Si tratta ancora di esperienze limitate, spesso a carattere locale, ma sempre più diffuse.

Ecco alcune delle vecchie varietà di frumento che oggi è possibile seminare e acquistare direttamente presso i produttori, in alcuni mercatini e nei negozi di prodotti biologici.

TIMILIA. Antica varietà di grano duro siciliano, ingrediente principale del "pane nero di Castelvetrano". Ha una colorazione grigiastra e il pane che ne deriva ha colore scuro e un gusto dolce. Presenta un basso contenuto di glutine.

RUSSELLO. Una delle più antiche varietà di grano duro siciliano, tra le migliori per quantità di glutine e attitudine alla panificazione. La pianta supera il metro e ottanta di altezza.

SOLINA. Grano tenero tipico dei comuni montani della provincia dell'Aquila. Si distingue per il colore chiaro e il forte profumo di montagna.
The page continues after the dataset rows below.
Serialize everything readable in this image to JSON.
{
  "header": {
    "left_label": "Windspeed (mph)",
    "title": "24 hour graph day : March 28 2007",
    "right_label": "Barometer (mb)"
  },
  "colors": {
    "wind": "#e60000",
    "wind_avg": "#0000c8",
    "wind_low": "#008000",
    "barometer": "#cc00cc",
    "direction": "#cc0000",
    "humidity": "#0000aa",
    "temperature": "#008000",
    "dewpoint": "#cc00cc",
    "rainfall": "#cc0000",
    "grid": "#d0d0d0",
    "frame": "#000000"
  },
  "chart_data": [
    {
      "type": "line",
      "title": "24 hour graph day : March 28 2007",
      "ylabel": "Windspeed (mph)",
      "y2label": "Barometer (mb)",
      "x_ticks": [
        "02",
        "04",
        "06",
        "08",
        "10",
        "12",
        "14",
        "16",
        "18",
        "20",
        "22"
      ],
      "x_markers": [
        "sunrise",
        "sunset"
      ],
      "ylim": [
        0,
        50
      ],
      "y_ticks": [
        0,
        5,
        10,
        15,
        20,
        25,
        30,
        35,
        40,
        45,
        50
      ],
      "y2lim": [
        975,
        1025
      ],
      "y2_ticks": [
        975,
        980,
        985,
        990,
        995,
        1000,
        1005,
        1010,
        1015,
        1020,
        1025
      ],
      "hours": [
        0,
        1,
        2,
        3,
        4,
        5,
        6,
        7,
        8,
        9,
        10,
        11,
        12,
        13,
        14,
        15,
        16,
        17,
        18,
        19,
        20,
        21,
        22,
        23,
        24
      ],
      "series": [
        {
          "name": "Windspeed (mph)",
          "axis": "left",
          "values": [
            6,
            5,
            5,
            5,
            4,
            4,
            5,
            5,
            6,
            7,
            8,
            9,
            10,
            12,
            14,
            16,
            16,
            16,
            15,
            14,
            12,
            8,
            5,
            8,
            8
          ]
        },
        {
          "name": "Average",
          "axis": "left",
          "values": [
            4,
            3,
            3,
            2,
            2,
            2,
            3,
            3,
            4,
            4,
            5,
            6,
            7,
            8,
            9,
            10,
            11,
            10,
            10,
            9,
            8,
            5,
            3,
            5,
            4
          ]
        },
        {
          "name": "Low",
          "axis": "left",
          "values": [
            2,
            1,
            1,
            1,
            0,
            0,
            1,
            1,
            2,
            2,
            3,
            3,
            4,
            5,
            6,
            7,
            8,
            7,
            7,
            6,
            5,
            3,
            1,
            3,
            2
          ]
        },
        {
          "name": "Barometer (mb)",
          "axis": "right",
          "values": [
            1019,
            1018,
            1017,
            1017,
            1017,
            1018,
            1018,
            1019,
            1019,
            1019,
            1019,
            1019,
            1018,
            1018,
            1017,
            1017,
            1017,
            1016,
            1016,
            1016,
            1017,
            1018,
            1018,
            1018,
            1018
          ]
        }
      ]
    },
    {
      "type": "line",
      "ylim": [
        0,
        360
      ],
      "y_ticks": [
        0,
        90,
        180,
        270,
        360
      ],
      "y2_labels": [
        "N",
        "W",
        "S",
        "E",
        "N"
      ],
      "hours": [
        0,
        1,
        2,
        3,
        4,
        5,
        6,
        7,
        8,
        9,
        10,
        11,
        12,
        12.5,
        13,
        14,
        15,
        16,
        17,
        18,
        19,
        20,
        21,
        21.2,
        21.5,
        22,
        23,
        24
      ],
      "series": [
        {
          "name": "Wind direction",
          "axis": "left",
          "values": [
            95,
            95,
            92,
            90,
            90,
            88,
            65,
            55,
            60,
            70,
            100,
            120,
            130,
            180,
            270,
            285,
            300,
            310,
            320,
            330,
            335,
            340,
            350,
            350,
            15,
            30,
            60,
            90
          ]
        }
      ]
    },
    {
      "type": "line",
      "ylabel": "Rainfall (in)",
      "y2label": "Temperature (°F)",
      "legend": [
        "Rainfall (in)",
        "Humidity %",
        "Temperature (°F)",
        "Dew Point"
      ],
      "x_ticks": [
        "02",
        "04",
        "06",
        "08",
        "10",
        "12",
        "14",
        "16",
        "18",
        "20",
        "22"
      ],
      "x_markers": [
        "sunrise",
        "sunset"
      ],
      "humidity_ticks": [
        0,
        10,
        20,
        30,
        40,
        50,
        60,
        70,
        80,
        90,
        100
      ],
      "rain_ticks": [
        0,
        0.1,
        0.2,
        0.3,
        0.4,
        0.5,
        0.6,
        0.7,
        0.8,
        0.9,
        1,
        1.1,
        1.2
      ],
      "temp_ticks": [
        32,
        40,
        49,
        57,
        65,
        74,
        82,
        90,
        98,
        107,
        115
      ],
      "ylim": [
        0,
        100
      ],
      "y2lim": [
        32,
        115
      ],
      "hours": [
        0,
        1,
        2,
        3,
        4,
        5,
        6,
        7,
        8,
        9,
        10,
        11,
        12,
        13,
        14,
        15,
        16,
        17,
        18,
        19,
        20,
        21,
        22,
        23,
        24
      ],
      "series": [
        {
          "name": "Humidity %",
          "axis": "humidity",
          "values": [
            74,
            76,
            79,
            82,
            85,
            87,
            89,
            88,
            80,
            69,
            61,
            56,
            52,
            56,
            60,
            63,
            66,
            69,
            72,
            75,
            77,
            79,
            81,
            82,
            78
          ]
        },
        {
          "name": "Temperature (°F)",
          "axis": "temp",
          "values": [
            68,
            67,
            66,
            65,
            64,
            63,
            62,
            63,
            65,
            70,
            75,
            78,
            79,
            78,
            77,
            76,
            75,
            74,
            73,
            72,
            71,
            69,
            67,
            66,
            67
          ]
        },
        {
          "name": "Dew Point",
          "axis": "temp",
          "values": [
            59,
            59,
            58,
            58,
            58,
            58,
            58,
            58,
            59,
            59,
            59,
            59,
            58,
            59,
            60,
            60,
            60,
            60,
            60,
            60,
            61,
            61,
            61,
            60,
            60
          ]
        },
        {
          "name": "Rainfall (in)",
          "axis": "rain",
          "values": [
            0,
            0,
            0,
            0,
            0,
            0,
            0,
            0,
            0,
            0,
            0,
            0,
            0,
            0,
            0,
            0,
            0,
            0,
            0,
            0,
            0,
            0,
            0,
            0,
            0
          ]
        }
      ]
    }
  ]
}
CAPPELLA o SENATORE CAPPELLI. E' caratterizzato da una spiga che può raggiungere il metro e ottanta, con ariste nere ben evidenti. E' utilizzato soprattutto per la produzione della pasta, ma si presta anche alla panificazione.

SARAGOLLA. Una delle più antiche varietà di frumento duro coltivate in Irpinia; la sua semina è autunnale. E' costituita da un culmo alto e da una spiga lunga e aristata. Ottimo per la panificazione.

MARZELLINA. Varietà di frumento duro alta poco più di un metro, a semina tardiva. E' utilizzata soprattutto per la produzione di pasta.